First, Paul’s comments here were “in view of the present distress” (vs. 26) and not intended as universal commands, but advice for the concerns being experienced by the Corinthians. Concerns that have been shared by every generation of believers. Throughout the Christian era when a married person becomes born-again they are to allow their unbelieving spouse time for the same gospel to soften or harden their heart for Christ. During that period of time if their unbelieving spouse wants to stay then they must let them stay. But if they leave, then the believer is not bound in such cases. If their unbelieving spouse wants to stay but hardens to the gospel, then God has not drawn their unbelieving spouse to Himself, and it is God who has separated the marriage partners using the sword of Christ. The believer must then divorce their unbelieving spouse.
Secondly, Paul only gives these comments after saying, “I say, not the Lord…”, which is also part of the inspired word of God, and must be understood as a major consideration contextually and practically.
Third, these comments as wrongly understood by seemingly a majority would be in direct conflict with I Cor. 5:esp.13 and I Cor. 15:33.

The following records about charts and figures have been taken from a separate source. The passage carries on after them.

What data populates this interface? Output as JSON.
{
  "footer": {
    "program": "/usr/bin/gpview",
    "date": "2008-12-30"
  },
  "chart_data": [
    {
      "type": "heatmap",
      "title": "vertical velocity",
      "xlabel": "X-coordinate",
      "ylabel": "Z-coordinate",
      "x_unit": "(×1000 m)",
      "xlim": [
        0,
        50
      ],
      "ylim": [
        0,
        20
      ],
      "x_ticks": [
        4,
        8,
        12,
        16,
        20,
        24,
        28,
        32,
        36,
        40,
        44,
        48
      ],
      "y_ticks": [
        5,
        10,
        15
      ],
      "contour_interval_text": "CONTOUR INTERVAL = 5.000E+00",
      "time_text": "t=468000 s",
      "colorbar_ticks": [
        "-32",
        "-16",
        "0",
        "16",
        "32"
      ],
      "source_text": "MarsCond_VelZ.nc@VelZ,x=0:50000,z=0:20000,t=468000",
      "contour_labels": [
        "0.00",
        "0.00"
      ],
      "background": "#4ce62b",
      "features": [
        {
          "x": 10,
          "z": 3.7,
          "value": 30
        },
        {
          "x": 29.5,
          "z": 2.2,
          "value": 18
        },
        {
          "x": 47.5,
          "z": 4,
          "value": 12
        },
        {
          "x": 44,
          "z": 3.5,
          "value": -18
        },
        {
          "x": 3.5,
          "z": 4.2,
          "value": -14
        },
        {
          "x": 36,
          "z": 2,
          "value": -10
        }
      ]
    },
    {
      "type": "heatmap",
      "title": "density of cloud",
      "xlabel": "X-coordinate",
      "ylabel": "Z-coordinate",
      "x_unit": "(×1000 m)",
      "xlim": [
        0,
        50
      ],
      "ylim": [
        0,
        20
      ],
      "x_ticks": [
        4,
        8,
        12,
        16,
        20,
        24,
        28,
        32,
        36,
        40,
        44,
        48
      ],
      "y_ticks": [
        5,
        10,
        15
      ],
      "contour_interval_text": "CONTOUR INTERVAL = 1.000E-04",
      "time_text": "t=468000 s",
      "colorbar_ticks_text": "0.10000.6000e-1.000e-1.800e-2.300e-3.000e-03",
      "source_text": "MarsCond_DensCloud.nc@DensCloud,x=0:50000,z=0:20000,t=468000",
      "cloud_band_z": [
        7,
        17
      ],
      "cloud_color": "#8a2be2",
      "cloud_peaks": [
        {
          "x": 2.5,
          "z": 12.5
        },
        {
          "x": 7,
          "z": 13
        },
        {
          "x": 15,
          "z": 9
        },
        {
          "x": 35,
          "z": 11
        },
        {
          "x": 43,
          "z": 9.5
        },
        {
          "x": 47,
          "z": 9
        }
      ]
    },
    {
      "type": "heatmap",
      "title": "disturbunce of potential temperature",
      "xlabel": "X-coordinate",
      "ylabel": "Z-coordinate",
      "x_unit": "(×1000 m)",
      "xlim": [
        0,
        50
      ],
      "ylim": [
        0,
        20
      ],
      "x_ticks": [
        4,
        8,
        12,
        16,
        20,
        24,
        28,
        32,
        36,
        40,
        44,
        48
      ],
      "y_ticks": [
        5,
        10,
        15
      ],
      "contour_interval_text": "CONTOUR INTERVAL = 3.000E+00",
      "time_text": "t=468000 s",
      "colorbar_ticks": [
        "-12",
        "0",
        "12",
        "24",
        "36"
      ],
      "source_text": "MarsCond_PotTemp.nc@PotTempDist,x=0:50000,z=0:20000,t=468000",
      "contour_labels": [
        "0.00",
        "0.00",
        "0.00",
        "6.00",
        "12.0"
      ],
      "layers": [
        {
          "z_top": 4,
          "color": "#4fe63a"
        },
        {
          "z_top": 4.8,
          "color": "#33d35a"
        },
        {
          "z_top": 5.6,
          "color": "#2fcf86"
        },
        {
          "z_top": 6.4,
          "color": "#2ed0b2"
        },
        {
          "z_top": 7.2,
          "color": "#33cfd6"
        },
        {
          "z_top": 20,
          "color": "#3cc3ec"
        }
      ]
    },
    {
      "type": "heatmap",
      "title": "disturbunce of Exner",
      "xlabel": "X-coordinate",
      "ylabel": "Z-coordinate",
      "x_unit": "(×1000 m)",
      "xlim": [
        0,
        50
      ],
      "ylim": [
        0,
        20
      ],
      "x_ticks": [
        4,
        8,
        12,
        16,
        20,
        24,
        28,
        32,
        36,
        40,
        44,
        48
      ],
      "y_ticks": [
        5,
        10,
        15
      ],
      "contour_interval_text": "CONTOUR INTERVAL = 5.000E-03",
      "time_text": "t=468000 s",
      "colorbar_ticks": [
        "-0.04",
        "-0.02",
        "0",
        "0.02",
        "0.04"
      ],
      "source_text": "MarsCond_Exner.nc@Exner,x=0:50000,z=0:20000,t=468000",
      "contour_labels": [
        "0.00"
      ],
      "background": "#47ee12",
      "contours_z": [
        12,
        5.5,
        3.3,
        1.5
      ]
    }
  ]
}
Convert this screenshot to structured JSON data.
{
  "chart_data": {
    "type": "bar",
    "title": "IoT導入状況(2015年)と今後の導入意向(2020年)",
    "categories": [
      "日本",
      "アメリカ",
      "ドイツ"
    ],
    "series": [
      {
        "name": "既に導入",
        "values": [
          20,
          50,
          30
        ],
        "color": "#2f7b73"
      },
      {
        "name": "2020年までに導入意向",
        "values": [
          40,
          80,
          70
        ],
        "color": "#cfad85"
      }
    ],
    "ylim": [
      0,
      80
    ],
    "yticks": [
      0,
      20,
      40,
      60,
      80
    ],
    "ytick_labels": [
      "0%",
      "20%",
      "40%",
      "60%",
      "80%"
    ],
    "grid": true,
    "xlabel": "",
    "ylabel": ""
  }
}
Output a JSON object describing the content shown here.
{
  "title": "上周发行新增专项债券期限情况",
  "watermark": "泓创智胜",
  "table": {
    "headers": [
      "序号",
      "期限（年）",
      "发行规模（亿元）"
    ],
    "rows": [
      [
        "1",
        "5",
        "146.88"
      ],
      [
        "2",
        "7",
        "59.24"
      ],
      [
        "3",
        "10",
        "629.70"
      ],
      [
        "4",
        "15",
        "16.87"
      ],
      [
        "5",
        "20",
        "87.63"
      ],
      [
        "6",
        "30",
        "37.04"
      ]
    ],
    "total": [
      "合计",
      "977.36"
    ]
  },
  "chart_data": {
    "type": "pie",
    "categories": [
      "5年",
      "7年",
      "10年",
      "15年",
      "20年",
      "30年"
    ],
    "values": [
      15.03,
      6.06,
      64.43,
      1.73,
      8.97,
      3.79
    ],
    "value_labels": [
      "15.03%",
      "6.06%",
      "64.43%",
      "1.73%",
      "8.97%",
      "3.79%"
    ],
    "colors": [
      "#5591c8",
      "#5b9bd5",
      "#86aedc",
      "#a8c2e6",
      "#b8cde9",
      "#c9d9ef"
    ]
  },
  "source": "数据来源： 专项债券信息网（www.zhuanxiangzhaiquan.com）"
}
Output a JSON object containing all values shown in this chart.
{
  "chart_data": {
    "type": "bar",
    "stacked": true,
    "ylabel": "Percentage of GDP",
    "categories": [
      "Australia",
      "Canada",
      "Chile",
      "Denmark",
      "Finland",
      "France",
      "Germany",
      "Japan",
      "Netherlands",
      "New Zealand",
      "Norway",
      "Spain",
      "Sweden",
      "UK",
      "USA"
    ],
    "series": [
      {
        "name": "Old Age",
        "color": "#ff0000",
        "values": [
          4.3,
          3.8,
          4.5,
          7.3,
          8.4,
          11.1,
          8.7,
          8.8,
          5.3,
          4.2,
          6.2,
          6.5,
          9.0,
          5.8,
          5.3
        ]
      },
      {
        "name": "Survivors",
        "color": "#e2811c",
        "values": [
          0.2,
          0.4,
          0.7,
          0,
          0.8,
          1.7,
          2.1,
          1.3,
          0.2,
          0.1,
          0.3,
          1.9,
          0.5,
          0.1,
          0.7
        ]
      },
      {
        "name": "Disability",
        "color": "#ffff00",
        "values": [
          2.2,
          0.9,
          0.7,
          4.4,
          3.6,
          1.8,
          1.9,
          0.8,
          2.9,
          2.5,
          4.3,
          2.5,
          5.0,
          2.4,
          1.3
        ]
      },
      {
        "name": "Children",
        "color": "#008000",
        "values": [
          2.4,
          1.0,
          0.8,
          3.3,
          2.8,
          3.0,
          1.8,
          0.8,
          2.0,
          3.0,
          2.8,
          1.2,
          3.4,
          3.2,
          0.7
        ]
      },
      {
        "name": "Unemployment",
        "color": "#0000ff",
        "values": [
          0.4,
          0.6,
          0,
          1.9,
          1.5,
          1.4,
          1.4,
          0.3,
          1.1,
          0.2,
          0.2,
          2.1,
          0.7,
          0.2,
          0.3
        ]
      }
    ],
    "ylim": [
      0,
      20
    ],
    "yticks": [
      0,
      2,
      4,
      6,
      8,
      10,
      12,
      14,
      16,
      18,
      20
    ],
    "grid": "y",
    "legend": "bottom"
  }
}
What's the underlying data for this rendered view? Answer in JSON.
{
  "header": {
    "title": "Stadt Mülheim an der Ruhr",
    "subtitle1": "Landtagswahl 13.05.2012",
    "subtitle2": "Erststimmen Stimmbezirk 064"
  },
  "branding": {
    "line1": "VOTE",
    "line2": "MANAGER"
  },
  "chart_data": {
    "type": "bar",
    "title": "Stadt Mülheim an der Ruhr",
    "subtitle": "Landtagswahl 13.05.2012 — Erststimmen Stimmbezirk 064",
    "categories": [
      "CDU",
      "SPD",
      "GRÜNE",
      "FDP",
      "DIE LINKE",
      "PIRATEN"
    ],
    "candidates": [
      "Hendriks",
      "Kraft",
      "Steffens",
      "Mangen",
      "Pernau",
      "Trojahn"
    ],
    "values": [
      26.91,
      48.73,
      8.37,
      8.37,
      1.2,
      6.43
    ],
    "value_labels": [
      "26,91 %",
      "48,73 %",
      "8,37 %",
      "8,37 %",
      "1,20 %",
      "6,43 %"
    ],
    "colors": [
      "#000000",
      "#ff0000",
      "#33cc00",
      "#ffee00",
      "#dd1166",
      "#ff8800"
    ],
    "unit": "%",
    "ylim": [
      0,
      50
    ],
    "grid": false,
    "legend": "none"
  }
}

Fourth, Paul’s overall direction in this text is that the new believers should all stay in the condition in which they were in when they came to Christ “in view of the present distress.” One of his examples is found in verses 20-22 where Paul uses not the spouse role, but the role of a slave to instruct them to stay in the position in which you came to Christ. Nevertheless, in verse 21 he says, “Were you called while a slave? Do not worry about it; but if you are able also to become free, rather do that.” Paul is demonstrating flexibility in his advise as prudence will demand. He is arguing for these new believers to sit tight and not make any big moves during the present distress, but then he demonstrates great latitude to his readers: “if you are able also to become free, rather do that.” Paul is not using the tone of command, but of wise advice for specific situations. Both slaves (physically and financially stuck in an evil, human institution) and unequally yoked spouses (physically and contractually stuck in an evil, *human institution) are asked to remain in the same state in which they came to Christ, but Paul takes a moment to note the possibility of prudent decisions to be made as the believers move on from the “present distress”, as they mature in their faith and as providential opportunities dictate a more God honoring course.
Finally, it is the second letter that would clarify or further explain the prior letter and not the other way around. In the first letter Paul offers his apostolic counsel to the concerns of the Corinthian believers, but it is in the second letter where Paul gives an apostolic command to his readers: “Do not be yoked together with unbelievers.” And one only needs to understand marriage to be a relationship to understand that it applies to marriages. In fact, most would agree that marriage is the relationship most commonly understood as yoking two people together. And Martyn Lloyd-Jones said, that this passage “Applies, of course, to marriage and marriage only”.
*Note: Of course marriage is a divine institution, but polygamy, unequally yoked, incestuous and homosexual marriages are not included in the divine institution; therefore, unequally yoked marriage is a human institution.